Si è da poco conclusa la ventisettesima Conferenza delle Parti, tenutasi a Sharm el Sheik dal 6 al 20 novembre. La conferenza ha visto partecipi 45 mila persone, 120 leader mondiali e 196 paesi.
Le COP sono uno strumento istituito dalla convenzione delle Nazioni Unite sui cambiamenti climatici (UNFCCC) nel 1992. La conferenza si riunisce su base annuale per discutere, con i leader politici della maggior parte dei paesi del mondo, questioni relative ai cambiamenti climatici.
Le aspettative verso l’edizione del 2022 erano quelle di ottenere obblighi più stringenti e ambiziosi rispetto a quelli ricavati dalla COP 26 di Glasgow. Infatti, analizzando gli obiettivi presentati durante la scorsa Conference Of Parties risulta evidente la necessità di un cambiamento di rotta: le politiche approvate nel 2021 porterebbero a un aumento di 2,8°C entro la fine del secolo, ben superiore agli 1,5°C stabiliti dagli accordi di Parigi.
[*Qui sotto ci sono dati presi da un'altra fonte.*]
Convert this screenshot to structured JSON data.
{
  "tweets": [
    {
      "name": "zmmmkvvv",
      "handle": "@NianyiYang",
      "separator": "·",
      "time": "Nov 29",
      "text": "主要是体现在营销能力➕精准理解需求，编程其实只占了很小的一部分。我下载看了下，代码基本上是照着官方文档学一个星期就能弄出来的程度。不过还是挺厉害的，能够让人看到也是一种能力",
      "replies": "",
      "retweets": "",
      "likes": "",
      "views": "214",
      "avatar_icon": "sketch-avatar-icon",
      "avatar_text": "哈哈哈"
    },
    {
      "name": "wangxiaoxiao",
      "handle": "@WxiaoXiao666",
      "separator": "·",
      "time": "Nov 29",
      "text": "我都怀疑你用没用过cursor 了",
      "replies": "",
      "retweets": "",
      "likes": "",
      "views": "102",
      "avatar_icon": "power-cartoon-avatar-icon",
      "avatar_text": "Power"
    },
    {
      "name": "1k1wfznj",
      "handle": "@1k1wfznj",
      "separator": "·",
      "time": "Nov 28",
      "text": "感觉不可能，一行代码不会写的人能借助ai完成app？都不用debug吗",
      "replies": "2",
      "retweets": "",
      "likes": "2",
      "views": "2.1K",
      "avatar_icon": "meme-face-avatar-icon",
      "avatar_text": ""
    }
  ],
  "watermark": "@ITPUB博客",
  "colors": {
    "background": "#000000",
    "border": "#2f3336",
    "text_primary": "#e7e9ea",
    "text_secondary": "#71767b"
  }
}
La necessità di adottare misure e impegni maggiori traspare anche dagli ultimi report IPCC e il rapporto del Programma ONU per l’ambiente. Si stima infatti che, per adattarsi ai cambiamenti climatici, ai paesi più poveri servano fondi fino a 10 volte superiori rispetto a quelli che ricevono al momento. Risulta quindi chiaro come gli attuali sforzi non siano sufficienti ad affrontare la crisi climatica.
Risultati
Il Sharm el-Sheikh Implementation Plan approvato nell’ultima giornata della COP 27 ha sancito l’urgenza di limitare il riscaldamento globale a 1,5°C rispetto ai livelli preindustriali, sottolineando la necessità di ridurre le emissioni di gas climalteranti al fine di evitare un aumento delle temperatura media globale maggiore. Nonostante ciò, non è stato raggiunto un accordo che regoli il processo di decarbonizzazione e di abbandono dei combustibili fossili. Di particolare rilevanza in questo contesto è l’intervento dei rappresentanti dell’isola di Tuvalu, piccola nazione del Pacifico, che ha richiesto l’adozione di un trattato internazionale di non proliferazione dei combustibili fossili. La proposta non è stata accolta, confermando l’assenza di un piano di mitigazione per ridurre le emissioni di gas climalteranti.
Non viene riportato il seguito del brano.